The Mathura rape case was an incident of custodial rape on 26 March 1972, wherein a young tribal girl was allegedly raped by two policemen on the compound of Desai Ganj Police Station in Chandrapur district of Maharashtra. After the Supreme Court acquitted the accused, there was public outcry and protests, which eventually led to amendments in rape law in India.

“Custodial violence could, sometimes, lead to the death of its victim who is in a terribly disadvantaged and vulnerable condition. All these forms of custodial violence make it abhorrent and invite disparagement from all sections of civilized society,” the court said, emphasising that like most societies, India was not strangers to custodial violence and unnatural deaths.

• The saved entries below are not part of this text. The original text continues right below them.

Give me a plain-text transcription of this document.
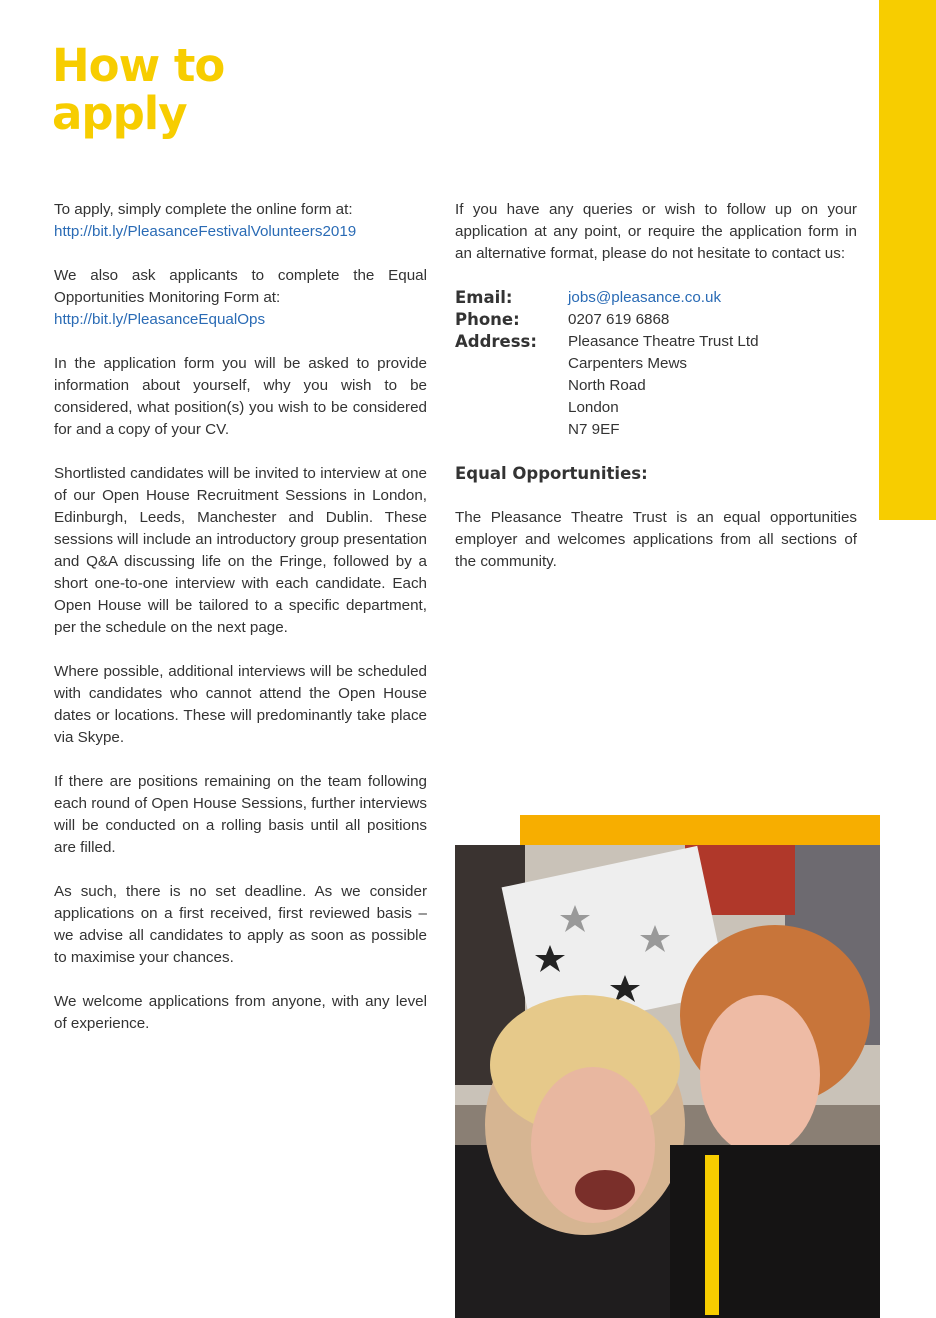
How to
apply

To apply, simply complete the online form at:
http://bit.ly/PleasanceFestivalVolunteers2019

We also ask applicants to complete the Equal Opportunities Monitoring Form at:
http://bit.ly/PleasanceEqualOps

In the application form you will be asked to provide information about yourself, why you wish to be considered, what position(s) you wish to be considered for and a copy of your CV.

Shortlisted candidates will be invited to interview at one of our Open House Recruitment Sessions in London, Edinburgh, Leeds, Manchester and Dublin. These sessions will include an introductory group presentation and Q&A discussing life on the Fringe, followed by a short one-to-one interview with each candidate. Each Open House will be tailored to a specific department, per the schedule on the next page.

Where possible, additional interviews will be scheduled with candidates who cannot attend the Open House dates or locations. These will predominantly take place via Skype.

If there are positions remaining on the team following each round of Open House Sessions, further interviews will be conducted on a rolling basis until all positions are filled.

As such, there is no set deadline. As we consider applications on a first received, first reviewed basis – we advise all candidates to apply as soon as possible to maximise your chances.

We welcome applications from anyone, with any level of experience.

If you have any queries or wish to follow up on your application at any point, or require the application form in an alternative format, please do not hesitate to contact us:

Email:	jobs@pleasance.co.uk
Phone:	0207 619 6868
Address:	Pleasance Theatre Trust Ltd
Carpenters Mews
North Road
London
N7 9EF
Equal Opportunities:

The Pleasance Theatre Trust is an equal opportunities employer and welcomes applications from all sections of the community.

“Our vibrant democracy permits us to debate and discuss these issues with rational arguments. However, right sounding noises critical of custodial violence (in any form) cannot achieve any useful purpose unless persons in authority hear the voices of the victims or the silence of the dead and act on them by taking remedial steps,” the court said, adding, “There must be a greater degree of sensitivity among those in authority with regard to persons in custody and it has been the endeavour of the constitutional courts in our country, over several decades, to consistently flag this issue. The results have been somewhat mixed but the effort will continue as long as Article 21 remains in our Constitution. This message goes out loud and clear, as also the message that the dignity of the individual is not a plaything for those in authority,” the court said and passed slew of directions.

Besides identifying kin of prisoners who dies unnatural death after 2012 and awarding suitable compensation to them, the top court had also directed all state governments to appoint counsellors and support persons for counselling prisoners, particularly first-time offenders.

The top court had also directed all states to study the availability of medical assistance to prisoners and take remedial steps wherever necessary.

“We request the Chief Justice of the high court to register a suo motu public interest litigation with a view to identify the next of kin of prisoners who have admittedly died an unnatural death as revealed by the NCRB during the period between 2012 and 2015 and even thereafter and awards suitable compensation, unless adequate compensation has already been awarded,” the court had said.

As per National Crime Records Bureau (NCRB), there were 126 unnatural deaths in prisons during 2012, 115 in 2013, 195 in 2014 and 115 in 2015. 

“The state governments are directed to appoint counsellors and support persons for counselling prisoners, particularly first-time offenders. In this regard the services of recognised NGOs can be taken and encouraged,” it had said.

The apex court has also directed the Ministry of Woman and Child Development to discuss with the official concerned of the state governments “and formulate procedures for tabulating the number of children (if any) who suffer an unnatural death in child care institutions where they are kept in custody either because they are in conflict with law or because they need care and protection”.